Some 21.4 million people were expected to participate in Iraq's general elections, where 9,000 candidates are competing for 328 seats. This was Iraq's first election following the withdrawal of U.S. forces in 2011
ISTANBUL — Millions of Iraqis flocked to polling stations across the country yesterday to elect 328 members of the new parliament despite weeks of intensified violence blamed on the Islamic State of Iraq and the Levant.
Iraqisflocked to polling stations across the country yesterday to elect 328 members of the new parliament. The State of Law Coalition under the leadership of incumbent Prime Minister Nouri al-Maliki is widely expected to triumph and continue his service for a third four-year term.
The main rivals of the coalition are former Prime Minister Iyad Allawi, the leader of Iraqi National Alliance and the al-Iraqiya List, including another former Prime Minister, Ibrahim Jaafari.
Security forces remained on alert throughout the election as violence around the country has reached the highest level in the last five years. Military forces worked with local police to secure poll centers and cars were banned from traffic for the day.
Sectarian tensions and violence in Iraq have led to the death of thousands of people this year. The general election was held at a time when tensions peaked in Iraq, with militants increasingly using truck bombs or launching suicide bombings. The district of Felluce in Anbar province did not participate in the election due to security concerns. Proal-Qaeda militants have held a large part of Anbar province since last January. Despite ongoing military operations ordered by the leadership in Baghdad, the Iraqi army has been unable to advance through the city center.
Anbar is awash in violence as Sunni Muslim militants challenge the Iraqi military and Shi'ite militias for territory surrounding Baghdad.
This week, Maliki vowed to stop the al-Qaeda inspired group, the Islamic State of Iraq and the Levant (ISIL), from entering Baghdad. "Are ISIL and al-Qaeda capable of reaching the target for they were established...bringing down Baghdad and the other provinces and destroying the holy shrines?...I say no," Maliki said.
"ISIL is over, but its pockets still exist and we will keep chasing them and the few coming days will witness major developments."
Professor Mustafa Sıtkı Bilgin, a Middle East expert, said, "The general elections of April 30 took place in Iraq under the shadow of ethnic and sectarian apprehensions. About 37 different coalition groups participated in these elections, which are very important for Iraq since the ethnic and sectarian tensions between Sunnis, Shias and Kurds have risen in recent periods. The security issue is also high on the agenda in Iraq and because of this reason the elections weren't held in the city of Felluce in the Anbar region. As public discontent is on the rise because of political and security dissatisfaction, it seems that the current Iraqi Prime Minister, Nuri al Maliki, is going to lose his power. But the handicap remains that there is no alternative effective leader to him.Because of this, Maliki's Party, the Coalition of State Law, still remains a strong candidate in the elections."
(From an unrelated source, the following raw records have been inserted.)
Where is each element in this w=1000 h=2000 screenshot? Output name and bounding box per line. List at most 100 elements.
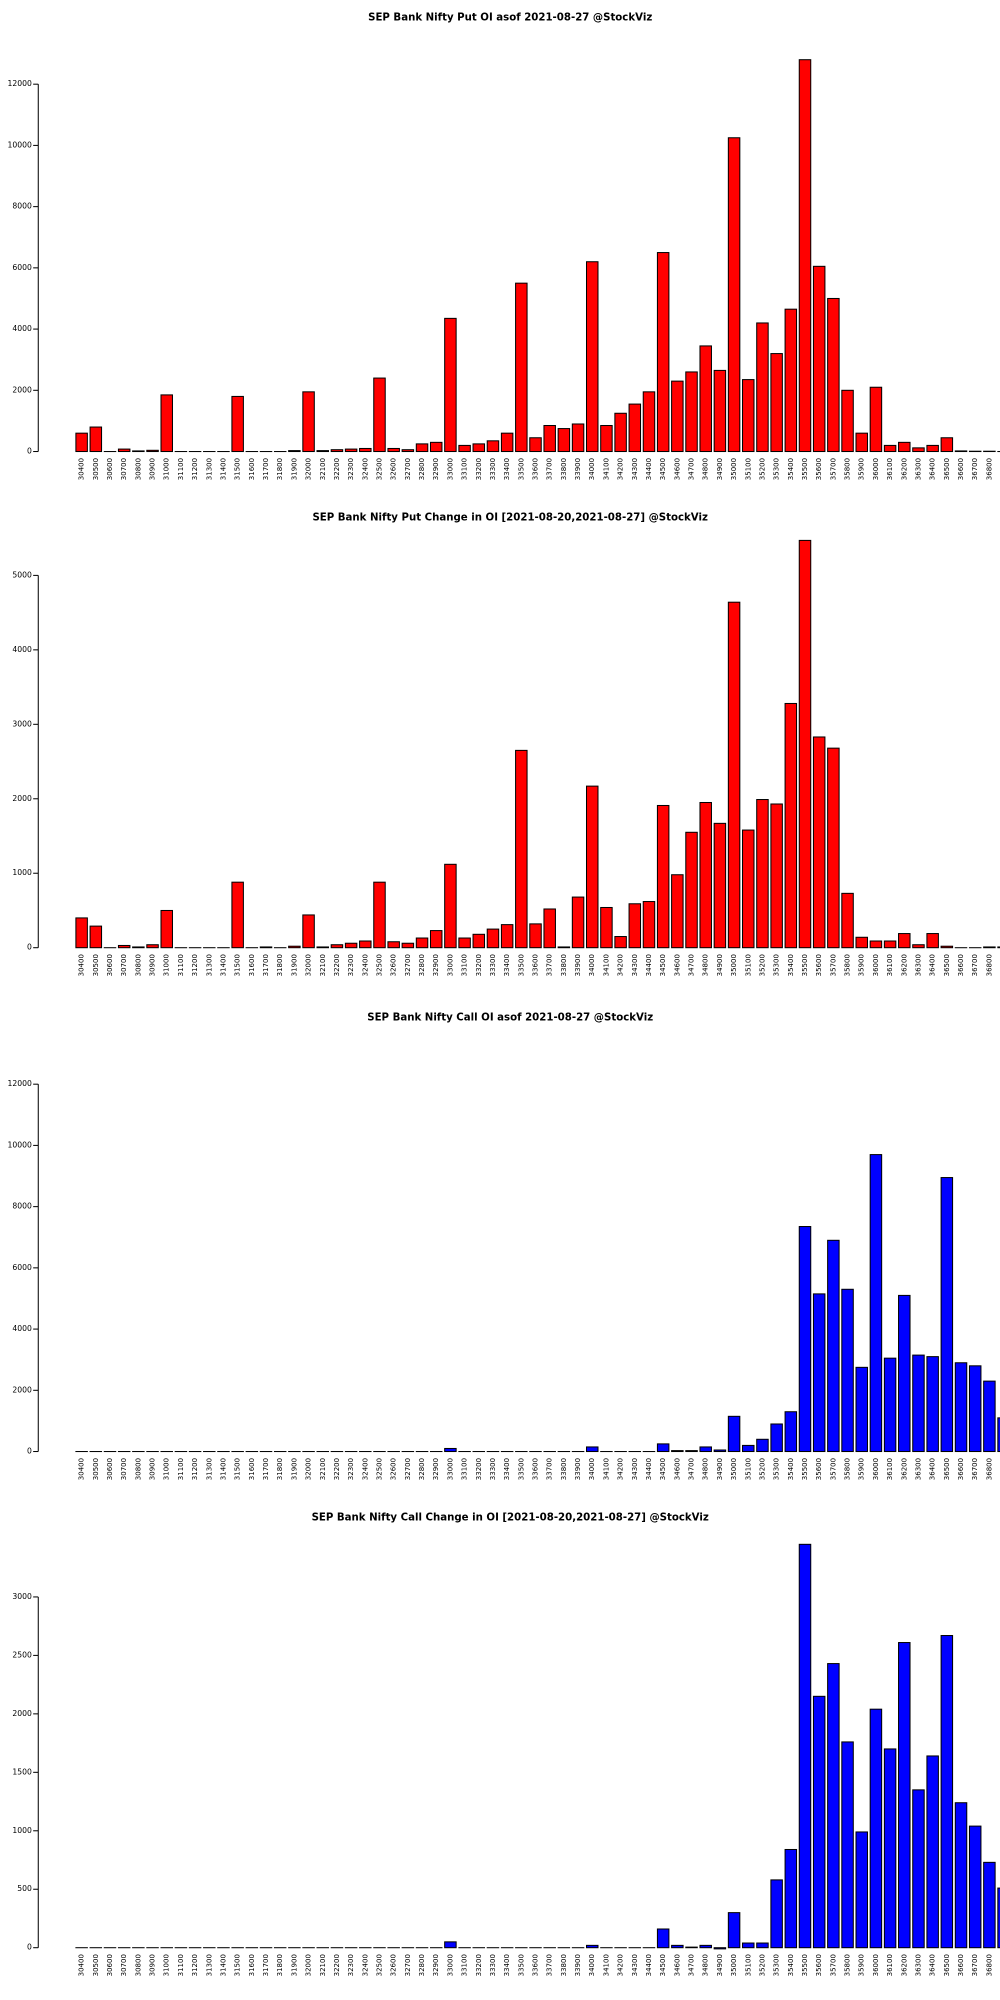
x-tick-label: 35100 [743,1458,752,1480]
bar [117,944,131,949]
x-tick-label: 36800 [984,458,993,480]
bar [571,423,585,453]
bar [600,906,613,949]
x-tick-label: 30600 [105,954,114,976]
bar [429,930,443,949]
bar [926,1356,939,1453]
x-tick-label: 33200 [474,1954,483,1976]
y-tick-label: 5000 [12,570,32,579]
x-tick-label: 32500 [374,1954,383,1976]
x-tick-label: 31700 [261,458,270,480]
bar [302,914,315,949]
x-tick-label: 30700 [119,458,128,480]
x-tick-label: 33700 [545,458,554,480]
x-tick-label: 31000 [162,458,171,480]
bar [770,1879,783,1949]
x-tick-label: 32600 [389,1954,398,1976]
bar [614,412,627,453]
x-tick-label: 34300 [630,1458,639,1480]
x-tick-label: 31500 [233,1458,242,1480]
bar [585,1446,599,1453]
bar [117,448,131,453]
bar [344,942,358,949]
x-tick-label: 34000 [587,954,596,976]
x-tick-label: 34900 [715,954,724,976]
x-tick-label: 36300 [913,458,922,480]
x-tick-label: 36800 [984,954,993,976]
x-tick-label: 33600 [531,1954,540,1976]
bar [713,1449,727,1453]
x-tick-label: 33800 [559,1954,568,1976]
x-tick-label: 33400 [502,1954,511,1976]
x-tick-label: 36900 [999,1458,1000,1480]
x-tick-label: 31000 [162,954,171,976]
bar [656,252,670,453]
x-tick-label: 34000 [587,1458,596,1480]
x-tick-label: 31400 [218,1954,227,1976]
bar [444,1447,457,1453]
x-tick-label: 36500 [942,1458,951,1480]
x-tick-label: 30700 [119,1458,128,1480]
x-tick-label: 35500 [800,954,809,976]
bar [316,450,330,453]
x-tick-label: 35500 [800,1954,809,1976]
bar [784,702,798,949]
y-tick-label: 0 [27,1447,32,1456]
bar [600,425,613,453]
x-tick-label: 34700 [687,1458,696,1480]
x-tick-label: 36900 [999,1954,1000,1976]
bar [713,822,727,949]
chart-title: SEP Bank Nifty Call Change in OI [2021-0… [312,1512,709,1523]
bar [727,1415,741,1453]
bar [883,1748,897,1949]
x-tick-label: 36700 [970,954,979,976]
x-tick-label: 30700 [119,954,128,976]
x-tick-label: 35700 [828,1954,837,1976]
x-tick-label: 35800 [843,1458,852,1480]
bar [798,59,812,453]
x-tick-label: 34600 [672,1954,681,1976]
x-tick-label: 33900 [573,1458,582,1480]
bar [997,1417,1000,1453]
bar [685,371,698,453]
x-tick-label: 32000 [304,1458,313,1480]
x-tick-label: 30500 [91,1954,100,1976]
x-tick-label: 36300 [913,1458,922,1480]
bar [912,944,925,949]
bar [784,308,798,453]
bar [685,1946,698,1949]
x-tick-label: 33300 [488,1458,497,1480]
x-tick-label: 34100 [601,954,610,976]
x-tick-label: 31800 [275,1954,284,1976]
bar [671,380,684,453]
y-tick-label: 2000 [12,1385,32,1394]
x-tick-label: 36600 [956,1458,965,1480]
bar [288,450,301,453]
y-tick-label: 4000 [12,324,32,333]
x-tick-label: 35200 [757,1954,766,1976]
bar [401,942,415,949]
bar [316,946,330,949]
bar [812,1695,826,1949]
x-tick-label: 35300 [772,1458,781,1480]
x-tick-label: 36100 [885,954,894,976]
x-tick-label: 33300 [488,1954,497,1976]
x-tick-label: 33700 [545,1954,554,1976]
bar [628,903,642,949]
x-tick-label: 33000 [445,1954,454,1976]
y-tick-label: 2000 [12,794,32,803]
x-tick-label: 34900 [715,1458,724,1480]
bar-chart: SEP Bank Nifty Put Change in OI [2021-08… [12,512,1000,976]
x-tick-label: 35500 [800,458,809,480]
x-tick-label: 31600 [247,1458,256,1480]
x-tick-label: 30800 [133,1458,142,1480]
bar [444,863,457,949]
x-tick-label: 36100 [885,458,894,480]
bar [883,940,897,949]
y-tick-label: 2000 [12,385,32,394]
x-tick-label: 35400 [786,1954,795,1976]
x-tick-label: 34800 [701,458,710,480]
x-tick-label: 31600 [247,1954,256,1976]
x-tick-label: 35600 [814,954,823,976]
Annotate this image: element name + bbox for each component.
On Monday 50 people were killed in attacks around Iraq, including attacks involving suicide bombers dressed in police and military uniforms.The burden falls particularly hard on Iraq's Sunni population, who are viewed with suspicion by the mostly Shiite Iraqi security forces and terrorized by the ISIL.
Apart from the Shia and Sunni split, there is the conflict between the Kurdistan Regional Government and the central government in Baghdad.The underlying reason for the present tension and conflicts in Iraq is the reshaped political structure.After the Iraq War, the main factor shaping the political structure has been "sectarianism." Powers of the former state regime, Sunni Arabs were significantly excluded from Iraqi politics in the course of the U.S. occupation.
In the 2005 general elections, the separation of electoral camps into pro-Shia and pro-Sunni were examples of the tension and disagreement between religious sects. The Sunnis and Shiite tried to come together under secular and liberal political structures since there was not any other political actor bringing stability to the country. However, their attempt could not prevent the sectarian split. The Syrian civilian war is one of the most important factors triggering the split. Turning into a war of religious sects, the conflict in Syria has deepened unsustainability in Iraq. Sunnis reacted against allegations that Maliki exploited Iraq to avoid the toppling of the Assad regime in Iran.
Iraq's political system is based on a political structure, including two main religious sects and ethnic infrastructure of Arabs, Kurds and Turkmens. The year 2013 was recognized as the bloodiest period since 2008 but in the new year violence has continued.